C’est à l’affût que la buse chasse, préférant les proies capturées au sol, principalement les petits mammifères actifs le jour. Perchée sur quelque piquet ou autre promontoire, ou bien survolant lentement un pré, à environ 100 mètres de hauteur, elle repère le moindre mouvement grâce à sa vue perçante. Elle se laisse alors tomber sur le sol et capture la proie. La taupe affairée sous la terre, trahie par les remuements qu’elle provoque en surface, sera délogée de sa taupinière.
En hiver, le campagnol ou le mulot déambulant sous la neige sera débusqué de même.

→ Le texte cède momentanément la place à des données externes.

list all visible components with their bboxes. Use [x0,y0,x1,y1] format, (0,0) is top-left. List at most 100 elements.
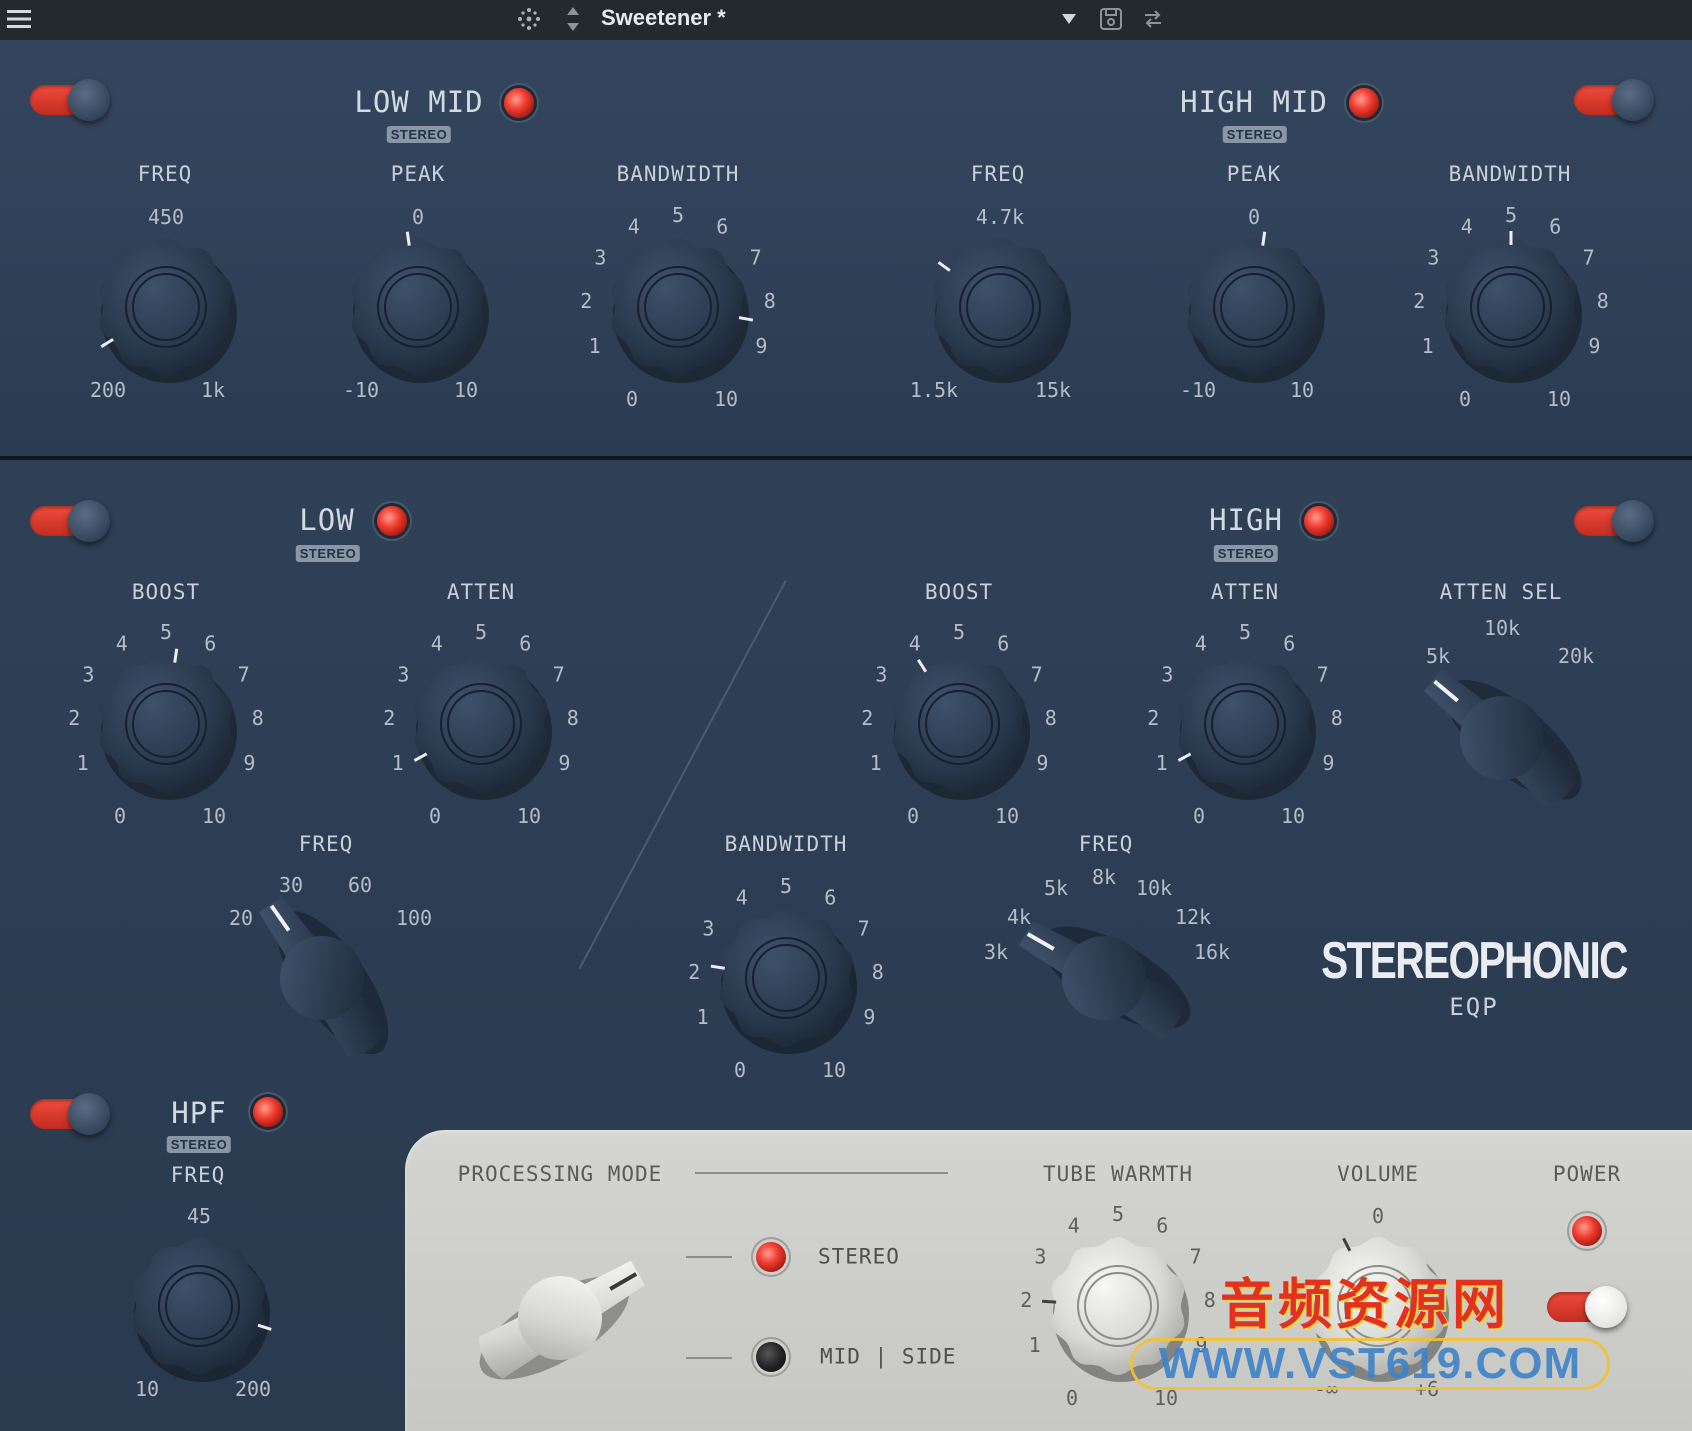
low-mid-bandwidth-knob[interactable]: 0 1 2 3 4 5 6 7 8 9 10 [563,192,793,422]
knob-scale-label: 9 [243,751,255,775]
knob-scale-label: 4 [736,885,748,909]
knob-scale-label: 4 [1195,631,1207,655]
knob-scale-label: 6 [997,631,1009,655]
knob-scale-label: 6 [824,885,836,909]
knob-scale-label: 7 [750,246,762,270]
knob-scale-label: 10 [995,804,1019,828]
mid-side-mode-led[interactable] [756,1342,786,1372]
knob-scale-label: 1 [1029,1333,1041,1357]
low-mid-freq-knob[interactable] [51,192,281,422]
high-boost-knob[interactable]: 0 1 2 3 4 5 6 7 8 9 10 [844,609,1074,839]
knob-scale-label: 0 [1193,804,1205,828]
low-mid-title: LOW MID [354,85,484,119]
low-mid-peak-label: PEAK [390,162,446,186]
knob-scale-label: 0 [907,804,919,828]
knob-scale-label: 7 [1317,663,1329,687]
low-mid-led[interactable] [504,88,534,118]
knob-scale-label: 6 [716,214,728,238]
volume-knob[interactable] [1263,1191,1493,1421]
high-enable-toggle[interactable] [1574,500,1654,542]
compare-swap-icon[interactable] [1140,4,1166,34]
high-mid-peak-knob[interactable] [1139,192,1369,422]
low-mid-enable-toggle[interactable] [30,79,110,121]
knob-scale-label: 0 [1066,1386,1078,1410]
high-mid-led[interactable] [1349,88,1379,118]
knob-scale-label: 0 [114,804,126,828]
knob-scale-label: 5 [672,203,684,227]
high-mid-title: HIGH MID [1180,85,1328,119]
high-mid-freq-knob[interactable] [885,192,1115,422]
knob-scale-label: 10 [1154,1386,1178,1410]
hpf-enable-toggle[interactable] [30,1093,110,1135]
high-mid-bandwidth-label: BANDWIDTH [1448,162,1572,186]
low-mid-bandwidth-label: BANDWIDTH [616,162,740,186]
hpf-led[interactable] [253,1097,283,1127]
low-freq-selector[interactable] [212,868,432,1088]
low-mid-peak-knob[interactable] [303,192,533,422]
high-bandwidth-label: BANDWIDTH [724,832,848,856]
knob-scale-label: 10 [202,804,226,828]
knob-scale-label: 2 [1413,289,1425,313]
low-atten-label: ATTEN [446,580,516,604]
low-enable-toggle[interactable] [30,500,110,542]
low-title: LOW [299,503,355,537]
atten-sel-selector[interactable] [1392,628,1612,848]
menu-icon[interactable] [6,6,32,32]
knob-scale-label: 1 [697,1005,709,1029]
top-toolbar: Sweetener * [0,0,1692,40]
stereo-mode-label[interactable]: STEREO [818,1246,900,1268]
hpf-freq-label: FREQ [170,1163,226,1187]
high-stereo-badge[interactable]: STEREO [1213,545,1279,562]
knob-scale-label: 3 [702,917,714,941]
knob-scale-label: 9 [755,334,767,358]
plugin-logo-icon[interactable] [514,4,544,34]
stereo-mode-led[interactable] [756,1242,786,1272]
save-icon[interactable] [1098,4,1124,34]
high-mid-stereo-badge[interactable]: STEREO [1222,126,1288,143]
knob-scale-label: 0 [626,387,638,411]
knob-scale-label: 3 [1427,246,1439,270]
high-atten-knob[interactable]: 0 1 2 3 4 5 6 7 8 9 10 [1130,609,1360,839]
mid-side-mode-label[interactable]: MID | SIDE [820,1346,956,1368]
low-atten-knob[interactable]: 0 1 2 3 4 5 6 7 8 9 10 [366,609,596,839]
power-toggle[interactable] [1547,1286,1627,1328]
knob-scale-label: 1 [77,751,89,775]
knob-scale-label: 4 [116,631,128,655]
hpf-stereo-badge[interactable]: STEREO [166,1136,232,1153]
processing-mode-selector[interactable] [450,1208,670,1428]
knob-scale-label: 6 [1283,631,1295,655]
preset-name[interactable]: Sweetener * [601,3,726,33]
knob-scale-label: 2 [1020,1288,1032,1312]
hpf-freq-knob[interactable] [84,1191,314,1421]
low-mid-stereo-badge[interactable]: STEREO [386,126,452,143]
power-led [1572,1216,1602,1246]
low-boost-knob[interactable]: 0 1 2 3 4 5 6 7 8 9 10 [51,609,281,839]
knob-scale-label: 7 [1583,246,1595,270]
knob-scale-label: 1 [1156,751,1168,775]
preset-stepper-icon[interactable] [562,4,584,34]
knob-scale-label: 0 [1459,387,1471,411]
high-led[interactable] [1304,506,1334,536]
knob-scale-label: 6 [204,631,216,655]
knob-scale-label: 3 [82,663,94,687]
knob-scale-label: 9 [1588,334,1600,358]
low-stereo-badge[interactable]: STEREO [295,545,361,562]
high-bandwidth-knob[interactable]: 0 1 2 3 4 5 6 7 8 9 10 [671,863,901,1093]
tube-warmth-knob[interactable]: 0 1 2 3 4 5 6 7 8 9 10 [1003,1191,1233,1421]
knob-scale-label: 4 [909,631,921,655]
knob-scale-label: 9 [1322,751,1334,775]
high-freq-selector[interactable] [994,868,1214,1088]
knob-scale-label: 8 [1045,706,1057,730]
low-led[interactable] [377,506,407,536]
knob-scale-label: 8 [567,706,579,730]
knob-scale-label: 8 [1204,1288,1216,1312]
processing-mode-label: PROCESSING MODE [457,1162,663,1186]
high-mid-bandwidth-knob[interactable]: 0 1 2 3 4 5 6 7 8 9 10 [1396,192,1626,422]
preset-dropdown-chevron-icon[interactable] [1058,4,1080,34]
knob-scale-label: 3 [1161,663,1173,687]
high-mid-enable-toggle[interactable] [1574,79,1654,121]
knob-scale-label: 4 [628,214,640,238]
knob-scale-label: 2 [580,289,592,313]
knob-scale-label: 8 [764,289,776,313]
knob-scale-label: 3 [594,246,606,270]
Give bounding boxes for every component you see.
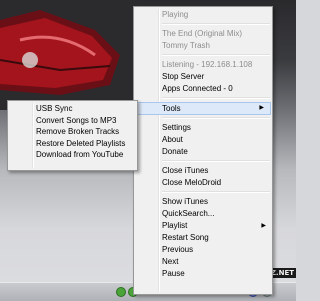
menu-item-label: Convert Songs to MP3 [36,115,117,125]
menu-item-about[interactable]: About [134,134,272,146]
menu-item-label: Pause [162,269,185,278]
menu-item-label: Listening - 192.168.1.108 [162,60,253,69]
menu-item-quicksearch[interactable]: QuickSearch... [134,208,272,220]
menu-item-label: About [162,135,183,144]
menu-item-label: Previous [162,245,194,254]
tray-icon[interactable] [116,287,126,297]
menu-item-label: Close iTunes [162,166,209,175]
menu-separator [162,23,270,25]
car-wallpaper-image [0,0,140,110]
menu-item-restart-song[interactable]: Restart Song [134,232,272,244]
menu-separator [162,160,270,162]
menu-item-previous[interactable]: Previous [134,244,272,256]
menu-item-show-itunes[interactable]: Show iTunes [134,196,272,208]
menu-separator [162,97,270,99]
menu-item-playlist[interactable]: Playlist ▶ [134,220,272,232]
menu-item-close-melodroid[interactable]: Close MeloDroid [134,177,272,189]
menu-separator [162,117,270,119]
menu-item-download-from-youtube[interactable]: Download from YouTube [8,149,137,161]
menu-item-pause[interactable]: Pause [134,268,272,280]
menu-item-label: Restore Deleted Playlists [36,138,126,148]
arrow-right-icon: ▶ [259,105,264,111]
menu-item-label: Close MeloDroid [162,178,222,187]
tools-submenu: USB Sync Convert Songs to MP3 Remove Broke… [7,100,138,171]
menu-item-label: Remove Broken Tracks [36,127,120,136]
menu-item-tommy-trash: Tommy Trash [134,40,272,52]
menu-item-apps-connected-0[interactable]: Apps Connected - 0 [134,83,272,95]
menu-item-tools[interactable]: Tools ▶ [135,102,271,115]
menu-item-settings[interactable]: Settings [134,122,272,134]
menu-item-label: QuickSearch... [162,209,215,218]
menu-item-donate[interactable]: Donate [134,146,272,158]
menu-item-label: Tools [162,104,181,113]
menu-item-the-end-original-mix: The End (Original Mix) [134,28,272,40]
context-menu: Playing The End (Original Mix) Tommy Trash… [133,6,273,295]
menu-item-stop-server[interactable]: Stop Server [134,71,272,83]
menu-item-next[interactable]: Next [134,256,272,268]
menu-item-label: Next [162,257,179,266]
menu-item-label: Donate [162,147,188,156]
arrow-right-icon: ▶ [261,223,266,229]
menu-item-restore-deleted-playlists[interactable]: Restore Deleted Playlists [8,138,137,150]
menu-item-usb-sync[interactable]: USB Sync [8,103,137,115]
menu-separator [162,54,270,56]
menu-item-close-itunes[interactable]: Close iTunes [134,165,272,177]
menu-item-label: USB Sync [36,104,73,113]
menu-item-remove-broken-tracks[interactable]: Remove Broken Tracks [8,126,137,138]
menu-item-listening-192-168-1-108: Listening - 192.168.1.108 [134,59,272,71]
menu-item-label: Restart Song [162,233,209,242]
menu-item-convert-songs-to-mp3[interactable]: Convert Songs to MP3 [8,115,137,127]
menu-item-label: Settings [162,123,191,132]
menu-item-label: Playlist [162,221,188,230]
menu-item-playing: Playing [134,9,272,21]
menu-item-label: Download from YouTube [36,150,124,159]
menu-item-label: Tommy Trash [162,41,211,50]
menu-item-label: Apps Connected - 0 [162,84,233,93]
menu-item-label: The End (Original Mix) [162,29,243,38]
menu-separator [162,191,270,193]
menu-item-label: Show iTunes [162,197,208,206]
menu-item-label: Playing [162,10,189,19]
menu-item-label: Stop Server [162,72,205,81]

Au début du printemps, dans les herbes hautes, la buse chasse parfois à pied : elle marche posément piquant ici et là un ver de terre ou une sauterelle, une grenouille…
- Nom commun : buse variable
- Nom scientifique : Buteo bueo
- Ordre : Accipitriformes
- Famille : Accipitridés
- Taille : mâle 50 cm , femelle 57 cm .
- Envergure : de 118 à 140 cm
- Poids : de 500 g à 1 kg pour le mâle, de 400 à 1.3 kg pour la femelle.
- Nombre d’espèces : près de 90 espèces dans le monde, mais 3 en Europe : la buse pattue est présente au nord, et la buse féroce à l’est du continent.
- Habitat : bosquets, bois, forêts, bocages, toujours à proximité de milieux ouverts où elle trouve ses proies. Oiseau de plaine, absent au-dessus de 1000 mètres d’altitude.
- Régime alimentaire : petits mammifères (campagnols, taupes, lapins), charognes, quelques oiseaux, lézards, grenouilles, insectes et vers.
- Reproduction : dans une aire imposante faite de branchettes, calée à la fourche d’un arbre ou dans l’anfractuosité d’une paroi rocheuses. Ponte en avril, 2 ou 3 œufs couvés durant 36 jours. Jeunes élevés par les deux parents, envol à 1 mois et demi.
- Observation : facile, oiseau en vol plané ou perché à l’affût. Pour l’identification, attention aux variations du plumage.
- Distribution : présente dans toute l’Europe et au-delà sur le continent eurasiatique.